In Thursday night’s debate, President Donald Trump quite accurately called New York City a “ghost town.” Our mayor took offense at this description.

So let’s take a look at the facts on the ground, the barren, empty, barely trodden ground of New York City. Half a million Gothamites are unemployed, which is a rate of 14.5 percent that at this time last year was 3.5 percent. The national unemployment rate is currently half what it is here. In Miami, unemployment is at 8.1 percent. Despite the fact that New York City was one the first states hit by the Chinese virus, its recovery is lagging well behind the rest of the nation.

So how about schools? I mean surely the pitter-patter of children hustling to and from school must have returned by now, right? Wrong. Here’s a prescient passage from the New York Post two weeks ago:

In-person attendance at some Big Apple schools is so low, instead of students; teachers expect to see tumbleweeds rolling down the hallways, staffers told The Post …“Ghost town is definitely the right word for it,” a Brooklyn high school teacher said. “It’s very quiet.”

Ah. Interesting. Meanwhile, many people, especially rich people, are escaping the city like it’s on fire. Real estate values are crumbling to lows not seen since Manhattan was purchased from the Indians with wampum, and the subways are not only empty and vandalized, they are downright dangerous. About the only thing in New York City on an upswing is the murder rate.

Is there a plan to correct any of this? To get the city back to work, back on its feet? Back to capacity? Gov. Cuomo seems to have a two-pronged plan. First, go on a book tour to sign copies of his celebratory treatise on abject mismanagement. Second, to make sure that when a vaccine is approved by the federal government, New Yorkers can’t have any. Shrewd.

Somehow of course, this must all be Donald Trump’s fault. It always is, right? No, not this time. I mean look, most of the country is vastly more open than New York City, vastly more employed, vastly more schooled, and Trump is also the president of those places, so how exactly does that work? Donald Trump is not the one denying New Yorkers the right to live their lives, Cuomo and de Blasio are.

I’ve lived in New York City for two decades. Anyone who tells you it is not a ghost town is a liar with a political agenda. Let’s be absolutely clear, if it were not for the pandemic, if the current conditions in New York City came about as a result of any other cause, it would be called what it is: a disaster and the fastest most destructive down turn in the history of the city.

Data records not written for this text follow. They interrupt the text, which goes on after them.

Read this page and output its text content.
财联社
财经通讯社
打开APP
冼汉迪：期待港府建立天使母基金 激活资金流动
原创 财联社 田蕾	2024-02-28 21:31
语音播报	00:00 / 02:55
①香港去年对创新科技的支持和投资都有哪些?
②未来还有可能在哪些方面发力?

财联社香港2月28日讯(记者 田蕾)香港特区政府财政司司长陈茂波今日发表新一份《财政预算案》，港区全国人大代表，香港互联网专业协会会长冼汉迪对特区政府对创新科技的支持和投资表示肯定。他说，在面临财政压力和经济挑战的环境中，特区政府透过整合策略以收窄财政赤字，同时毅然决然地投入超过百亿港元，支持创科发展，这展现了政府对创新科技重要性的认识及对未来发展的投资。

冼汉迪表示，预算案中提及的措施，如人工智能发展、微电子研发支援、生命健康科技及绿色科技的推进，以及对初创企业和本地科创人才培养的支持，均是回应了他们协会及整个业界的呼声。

But we aren’t supposed to say any of that. We aren’t supposed to speak the truth because to speak the truth is somehow not showing enough deference to the virus. Well, screw the freakin’ virus. New York City is a ghost town. It is a shell of itself, and if this keeps up we will all be dead from natural causes long before it ever comes back.

If some people think that what is happening in New York City right now is needed and justified, so be it. We disagree, but don’t try to pretend that it isn’t happening. Don’t say everything is fine and dandy and New York City isn’t a ghost town at all. It’s just a lie, and worse, it’s a refusal to act like an adult and address very real, complicated problems.